4. I take the blame because taking the blame is easier than not taking blame. Just misplaced chivalry, some would say, but what is wrong with a bit of chivalry in our backbitting world? Lunch is amicable, when it could have opened on a sour note.

5. As a society, we remain besotted with the s-word. It enjoys totemic status, binding the whole tribe together. 'Just say you're sorry' has become one of the drumbeats of the age. New apologies are demanded every day.

6. We tell ourselves that if only someone says sorry, everything will be all right and we can all live happily ever after. But how often is the apology that has been demanded forthcoming, and in a form that gives satisfaction to all concerned?

7. For many, saying sorry has become as laborious as giving birth.

8. Saying sorry has also been made harder by the intransigence of those who refuse to apologise on principle. Two concurrent but contradictory trends can be discerned: a trend for apologising more and more, particularly for things like the slave trade; and as a reaction to the first trend, matched with Newtonian precision, a trend for viewing all apologies as a form of emotional self-indulgence.

9. The paradox of the word 'sorry' is that a versatile word, useful in all kinds of different contexts, is also an incredibly hard word to use correctly. It may be versatile, but it is also ambiguous. How often do we want to apologise but become tongue-tied and defensive?

10. Nothing kills an apology quicker than insincerity. 

11. The more successful people are, the more reluctant they are to apologise, which is perhaps not suprising. Behind most successful careers there is an element of ruthlessness, a disinclination to worry about upsetting other people.

12. Will an apology make me look better or worse than a refusal to apologise?

13. An apology is not a gesture, a verbal mannerism: it must come from the heart.

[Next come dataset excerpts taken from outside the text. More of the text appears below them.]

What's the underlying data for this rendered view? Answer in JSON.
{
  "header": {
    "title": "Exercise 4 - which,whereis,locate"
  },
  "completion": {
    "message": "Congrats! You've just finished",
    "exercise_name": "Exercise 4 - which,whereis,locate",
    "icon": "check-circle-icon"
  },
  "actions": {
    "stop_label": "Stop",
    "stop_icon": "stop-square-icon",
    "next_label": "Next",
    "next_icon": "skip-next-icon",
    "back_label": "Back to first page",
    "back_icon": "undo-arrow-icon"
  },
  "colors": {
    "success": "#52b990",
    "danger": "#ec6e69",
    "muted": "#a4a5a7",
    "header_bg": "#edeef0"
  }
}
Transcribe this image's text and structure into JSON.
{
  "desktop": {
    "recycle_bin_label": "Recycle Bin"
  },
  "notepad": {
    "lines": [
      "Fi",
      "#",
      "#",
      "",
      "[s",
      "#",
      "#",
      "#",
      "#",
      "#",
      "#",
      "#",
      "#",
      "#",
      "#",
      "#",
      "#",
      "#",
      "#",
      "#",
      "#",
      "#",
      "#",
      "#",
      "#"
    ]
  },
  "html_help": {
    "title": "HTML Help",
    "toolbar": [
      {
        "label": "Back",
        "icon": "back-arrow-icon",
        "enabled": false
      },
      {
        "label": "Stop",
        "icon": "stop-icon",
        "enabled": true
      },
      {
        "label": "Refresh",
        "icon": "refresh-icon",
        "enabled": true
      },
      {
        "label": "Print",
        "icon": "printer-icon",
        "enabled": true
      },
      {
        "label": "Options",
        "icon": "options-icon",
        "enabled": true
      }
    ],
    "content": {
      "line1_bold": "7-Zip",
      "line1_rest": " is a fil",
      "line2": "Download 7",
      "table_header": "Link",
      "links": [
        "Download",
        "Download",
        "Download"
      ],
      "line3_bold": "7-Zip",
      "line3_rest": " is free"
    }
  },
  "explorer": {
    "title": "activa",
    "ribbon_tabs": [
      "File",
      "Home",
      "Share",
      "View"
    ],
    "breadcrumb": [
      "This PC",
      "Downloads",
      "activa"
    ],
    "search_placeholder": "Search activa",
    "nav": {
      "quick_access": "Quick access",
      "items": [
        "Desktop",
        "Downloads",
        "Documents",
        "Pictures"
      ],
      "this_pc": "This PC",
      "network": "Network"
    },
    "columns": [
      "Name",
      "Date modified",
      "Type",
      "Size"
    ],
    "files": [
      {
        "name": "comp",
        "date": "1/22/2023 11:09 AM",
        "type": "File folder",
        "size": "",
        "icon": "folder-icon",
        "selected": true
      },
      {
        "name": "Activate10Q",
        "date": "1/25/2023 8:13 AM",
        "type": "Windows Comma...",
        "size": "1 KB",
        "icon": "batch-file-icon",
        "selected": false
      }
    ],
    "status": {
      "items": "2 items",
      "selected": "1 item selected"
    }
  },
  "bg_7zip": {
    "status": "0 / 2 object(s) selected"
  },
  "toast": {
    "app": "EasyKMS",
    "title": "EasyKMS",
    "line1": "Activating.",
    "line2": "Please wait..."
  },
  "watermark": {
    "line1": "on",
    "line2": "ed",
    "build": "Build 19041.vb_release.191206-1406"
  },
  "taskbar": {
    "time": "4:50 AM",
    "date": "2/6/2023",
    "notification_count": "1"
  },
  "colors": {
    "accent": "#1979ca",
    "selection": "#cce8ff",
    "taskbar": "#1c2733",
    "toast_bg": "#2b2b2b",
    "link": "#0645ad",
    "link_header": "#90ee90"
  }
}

14. In some situations - for example, if you have bumped into someone in the street - saying sorry is just an instinctive, spur-of-the-moment thing. Out the world rushed, like a cough or sneeze: it is almost as if you have no control over your own reflexes. But in more emotionally charged situations, when you have hurt someone you love or had ablazung row with a work colleague, apologising does not have that effortless simplicity. It must begin with a period of honest introspection.

15. Saying sorry is, or should be, a pure act, like making a declaration of love.

16. Call me a cynic, but I am always sceptical about apologies delivered on a floor tide of emotion. If you are truly contrite, it is the hurt you have caused the other person, and their emotions - not your own distress, genuine though it might be - that should have priority. To turn your apology into a self-serving pantomime of a grief is a form of discourtesy. You need to demonstrate remorse - that goes without saying - but it must not be remorse of the the theatrical, exaggerated kind. A little sobriety is required.